I cannot edit the issue...? Anyway, the field name on the error is "EmployeeGender" (not "MySelectFieldName", I've just put that as an example). And by the way, if I remove the field "EmployeeGender", the same error occurs on the next field "EmployeeTitle".

Able to reproduce the issue on Windows 10, Ubuntu 14.04 and Mac 10.12.6 using chrome stable version #60.0.3112.78 and latest canary #62.0.3174.2.

Bisect Information:
=====================
Good build: 57.0.2980.0	 Revision(443474)
Bad Build : 57.0.2981.0	 Revision(443771)

Change Log URL: 
https://chromium.googlesource.com/chromium/src/+log/994437489ea2c9aaf7fac316a90bf4dffeedf7b2..ab7a0ee9d3485c19da8b50af2d1cfc95fd6e4a98

From the above change log suspecting below change
Review URL: https://codereview.chromium.org/2628723004

mkwst@ - Could you please check whether this is caused with respect to your change, if not please help us in assigning it to the right owner.

Thanks...!!

It looks like code in https://go.geniac.com/fe/app.9330045c072b2207c2a6.js?306a812b45e4fd5dd987 is constructing an HTML string that contains a number of `<select>` elements, but no corresponding `</select>` closing tags. The experiment landed in https://bugs.chromium.org/p/chromium/issues/detail?id=680462 aims to block those submissions, leading to the experience you're having.

You can satisfy this dangling markup mitigation by closing your `<select>` tags explicitly. Is that possible for your application?

(Dropping both priority and regression status: this is behind the experimental web platform features flag, not shipping by default)

Hi! Thanks for the answer.

Well, actually is not under my control... That's an angular-material
component... 🤔

El 2 ago. 2017 14:30, "mk… via monorail" <monorail+v2.189620131@chromium.org>
escribió:

Filed https://github.com/angular/material/issues/10828. :)

#6 - this seems like a pretty weird consequence, though.
If that element was unclosed in the source code, I would understand.
But it was apparently unclosed within innerHTML (I do not think of any other way to create an unclosed <select> dynamically), where <select> will surely be closed when the containing element is closed. Do you really think Chrome should be blocking the form submission in that case?

Were you trying to protect any unclosed <select> case?
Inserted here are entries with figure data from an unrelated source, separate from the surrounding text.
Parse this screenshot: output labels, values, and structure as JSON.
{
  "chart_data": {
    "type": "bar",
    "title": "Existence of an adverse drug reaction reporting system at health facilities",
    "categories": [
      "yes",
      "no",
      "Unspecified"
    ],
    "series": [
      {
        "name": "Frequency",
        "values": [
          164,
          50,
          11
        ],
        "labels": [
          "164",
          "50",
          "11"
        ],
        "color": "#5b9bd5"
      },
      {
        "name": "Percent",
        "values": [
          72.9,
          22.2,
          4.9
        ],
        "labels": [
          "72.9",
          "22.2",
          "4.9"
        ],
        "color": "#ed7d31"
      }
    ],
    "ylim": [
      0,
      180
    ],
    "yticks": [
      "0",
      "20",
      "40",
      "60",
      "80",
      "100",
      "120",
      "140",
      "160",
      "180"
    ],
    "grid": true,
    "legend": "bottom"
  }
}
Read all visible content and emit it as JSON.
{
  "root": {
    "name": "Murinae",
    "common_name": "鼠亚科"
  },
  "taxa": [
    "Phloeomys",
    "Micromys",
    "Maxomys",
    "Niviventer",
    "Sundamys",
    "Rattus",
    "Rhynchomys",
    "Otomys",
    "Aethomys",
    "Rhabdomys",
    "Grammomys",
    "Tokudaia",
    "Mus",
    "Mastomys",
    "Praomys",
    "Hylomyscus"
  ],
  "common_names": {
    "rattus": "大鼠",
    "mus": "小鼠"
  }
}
Even JavaScript generated cases?

Also, note that the angular.element("<select class=\"visuallyhidden\">") is basically creating a document fragment, a <div> within it and puts the string as its inner HTML.
So kind of like -
div.innerHTML = "<select class=\"visuallyhidden\">";

That does not look like a malicious use case or something that should be prevented, it is isolated to a single element, it is the only element in the string...

phistuck@: The parser isn't in a position to distinguish between `innerHTML` usage and parsing an entire document. I'd also push back a bit on the notion that anything you put into `innerHTML` is "safe"; if you accept user-generated content as part of an `innerHTML` call, you're going to have a bad time, even if you prevent direct code execution via CSP or something similar. The risk is certainly _lower_, as the open tag won't eat the rest of the page, it'll only eat the rest of the contents of the `innerHTML`, but it's not nothing.

Given the numbers (https://www.chromestatus.com/metrics/feature/timeline/popularity/1767), I'd prefer not to distinguish `innerHTML` from any other parser-inserted values.

Yeah, I can understand that. It just seems very likely when you are creating a single element using innerHTML, especially in jQuery ($("<select>")). I hope the numbers are not misleading.

The underlying library was fixed. We'll circle back to the consequences once we're closer to actually shipping this flag.